Book Review: What I Did For Love
Publisher: William Morrow, 2009
Format: Audiobook, Read by Julia Gibson
My Rating: B
Back in the 90s I read a lot of Susan Elizabeth Phillip’s romantic stories. I liked them because the characters were so real and the dialogue was always so sharp. The plots seemed to be based on something reported about in People Magazine. I remember them as a fun way to spend lazy afternoon.
I’ve lost track of Ms. Phillip’s writing over the year. I thought perhaps she had retired from writing. And then I saw this audiobook at the library and decided to reconnect. Here’s the summary from the publisher:
How did this happen? Georgie York, once the costar of America’s favorite television sitcom, has been publicly abandoned by her famous husband, her film career has tanked, her father is driving her crazy, and her public image as a spunky heroine is taking a serious beating.
What should a down-on-her-luck actress do? Not go to Vegas . . . not run into her detestable former costar, dreamboat-from-hell Bramwell Shepard . . . and not get caught up in an ugly incident that leads to a calamitous elopement. Before she knows it, Georgie has a fake marriage, a fake husband, and maybe (or not) a fake sex life.
It’s a paparazzi free-for-all, and Georgie’s nonsupporting cast doesn’t help. There’s Bram’s punk-nightmare housekeeper, Georgie’s own pushy parent, a suck-up agent, an icy studio head with a private agenda, and her ex-husband’s new wife, who can’t get enough of doing good deeds and saving the world—the bitch. As for Georgie’s leading man, Bram’s giving the performance of his life, but he’s never cared about anyone except himself, and it’s not exactly clear why.
Two enemies find themselves working without a script in a town where the spotlight shines bright . . . and where the strongest emotions can wear startling disguises.
I was into the second chapter and I started thinking about Jennifer Aniston, Brad Pitt, and Angelina Jolie. There were too many similarities. It’s, of course, not the exact same story, but plucky Georgie was abandoned by her famous and handsome actor husband. He ran off with another actress who has made an additional career of good works around the world.

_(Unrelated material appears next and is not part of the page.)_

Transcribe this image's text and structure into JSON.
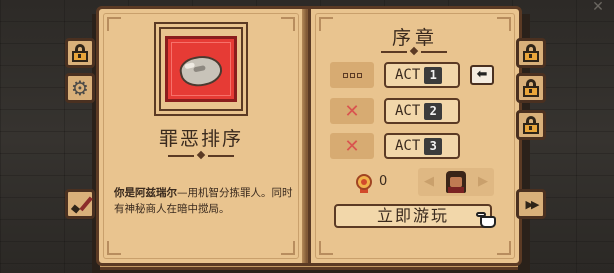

The author has always created the most amazing men who come in to rescue the lead female character. In this case, it’s Bram Shepard. He’s the perenniel handsome bad-boy. Georgie and Bram have hated each other for years. The reader knows that can change and looks forward to watching it happen. The sarcastic dialogue between these two was spectacular.
The story was enhanced by the supporting cast. The author created a housekeeper, a personal assistant, and a studio-head that I grew to know and love.
I listened to the story on audiobook. This was not a good idea for me. Sex seems to be at the heart of the story. I know that’s a part of a good romance novel, but I don’t need to hear all the details in my ear. It’s much easier to flip the pages durng these scenes in a paper book. It’s much harder to flip forward on an audio. That is my only complaint about the book. Otherwise, a great happy-ever-after-story.